In simple words: This curve shows how many people are younger than a certain age. The total number of people is 100.

📝 Teacher's Note: Point out that the highest cumulative frequency (100) shows the total number of people in the survey. This is a good way to check if the calculations are correct.

🎯 Exam Tip: Make sure the last cumulative frequency equals the total of all frequencies. This proves your work is correct.

(iv)
Answer:

Steps:

1. On the x-axis, take 1 cm as 5 units and plot marks.
2. On the y-axis, take 1 cm as 5 units and plot frequency.
3. Plot the points with coordinates having abscissae as actual limits and ordinates as the cumulative frequencies. In this case (10,8),(20,22),(30,48),(40,60),(50,75).
4. Join the points plotted by a smooth curve.

[Diagram: A cumulative frequency curve showing marks less than certain values on x-axis and cumulative frequency on y-axis. The curve rises from (10,8) to (50,75).]

In simple words: This curve shows how many students scored less than different mark limits. For example, 22 students scored less than 20 marks.

📝 Teacher's Note: Help students understand that this type of data is already in cumulative form. They don't need to add frequencies - just plot the given points.

🎯 Exam Tip: When data is given as "less than" format, it's already cumulative. Just plot the points and draw a smooth curve.

(v)
Answer:

[Diagram: A cumulative frequency curve showing age 'less than' values on x-axis and cumulative frequency on y-axis. The curve starts at (10,0) and rises to (50,100).]

In simple words: This curve shows how many people are younger than different age limits. No one is less than 10 years old, and all 100 people are less than 50 years old.

📝 Teacher's Note: Point out that starting at 0 people under 10 years means the youngest person is 10 years old. Ending at 100 people under 50 years means no one is 50 or older.

🎯 Exam Tip: When plotting starts at 0, it means no data exists below that value. When it ends at the total, it means no data exists above that value.

Steps For Drawing Cumulative Frequency Curve (Less Than Type):

1. On the x-axis, take 1 cm as 5 units and plot age.

2. On the y-axis, take 1 cm as 5 units and plot frequency.

3. Plot the points with coordinates having abscissae as actual limits and ordinates as the cumulative frequencies. In this case (10,0),(20,17),(30,42),(40,67),(50,100).

4. Join the points plotted by a smooth curve.

[Diagram: A graph showing cumulative frequency curve (less than type) with age on x-axis (0 to 60) and cumulative frequency on y-axis (0 to 120). The curve starts at (10,0) and rises smoothly through points (20,17), (30,42), (40,67) to (50,100).]

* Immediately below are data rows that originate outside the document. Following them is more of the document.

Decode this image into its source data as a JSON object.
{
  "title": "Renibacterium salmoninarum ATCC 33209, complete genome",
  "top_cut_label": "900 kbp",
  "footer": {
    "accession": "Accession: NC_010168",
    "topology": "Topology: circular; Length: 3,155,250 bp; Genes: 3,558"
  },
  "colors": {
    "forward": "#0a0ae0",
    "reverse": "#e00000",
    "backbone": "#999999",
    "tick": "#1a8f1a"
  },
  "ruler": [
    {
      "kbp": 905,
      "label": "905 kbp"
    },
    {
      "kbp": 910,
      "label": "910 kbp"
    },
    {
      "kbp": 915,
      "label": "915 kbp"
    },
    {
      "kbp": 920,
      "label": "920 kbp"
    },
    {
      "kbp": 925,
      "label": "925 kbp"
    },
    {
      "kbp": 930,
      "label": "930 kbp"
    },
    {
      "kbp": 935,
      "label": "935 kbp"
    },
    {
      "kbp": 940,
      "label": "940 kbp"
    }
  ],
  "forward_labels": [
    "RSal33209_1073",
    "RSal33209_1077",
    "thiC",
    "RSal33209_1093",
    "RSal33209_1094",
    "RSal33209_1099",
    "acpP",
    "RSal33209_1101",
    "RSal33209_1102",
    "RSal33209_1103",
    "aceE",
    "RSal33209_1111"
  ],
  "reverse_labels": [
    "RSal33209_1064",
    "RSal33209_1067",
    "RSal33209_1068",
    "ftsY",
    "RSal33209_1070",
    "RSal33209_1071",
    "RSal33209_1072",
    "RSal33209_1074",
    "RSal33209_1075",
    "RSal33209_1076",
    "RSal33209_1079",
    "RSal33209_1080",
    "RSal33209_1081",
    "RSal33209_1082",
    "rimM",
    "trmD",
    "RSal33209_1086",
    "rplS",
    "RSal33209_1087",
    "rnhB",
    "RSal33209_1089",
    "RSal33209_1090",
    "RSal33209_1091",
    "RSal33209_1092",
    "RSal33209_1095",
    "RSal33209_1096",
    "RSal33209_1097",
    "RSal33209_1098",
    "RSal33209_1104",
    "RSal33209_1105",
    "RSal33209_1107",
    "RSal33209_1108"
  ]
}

Steps For Drawing Cumulative Frequency Curve (More Than Type):

1. Start with lower limits of class intervals and from cumulative frequency, subtract the frequency of each class to obtain c.f distribution.

2. Mark lower class limits along X-axis. 1cm = 5 units

3. Mark cumulative frequencies along Y-axis. 1 cm = 5 units

4. Plot points (x, f) where x is the lower limit of one class and f is the corresponding c.f. (10,188),(20,180),(30,155),(40,117),(50,67)

5. Join the points to get the ogive.

[Diagram: A graph showing cumulative frequency curve (more than type) with marks more than on x-axis (0 to 60) and cumulative frequency on y-axis (0 to 200). The curve starts at (10,188) and decreases smoothly through points (20,180), (30,155), (40,117) to (50,67).]

Steps:

1. Start with lower limits of class intervals and from cumulative frequency, subtract the frequency of each class to obtain c.f distribution.

2. Mark lower class limits along X-axis. 1cm = 5 units

3. Mark cumulative frequencies along Y-axis. 1 cm = 5 units

4. Plot points ( x, f) where x is the lower limit of one class and f is the corresponding c.f. (0,100),(10,87),(20,65),(30,55),(40,42),(50,36),(60,31),(70,21),(80,18), (90,7),(100,0).

5. Join the points to get the ogive.

[Diagram: A graph showing cumulative frequency curve (more than type) with marks more than on x-axis (0 to 120) and cumulative frequency on y-axis (0 to 120). The curve starts at (0,100) and decreases smoothly through all the plotted points to (100,0).]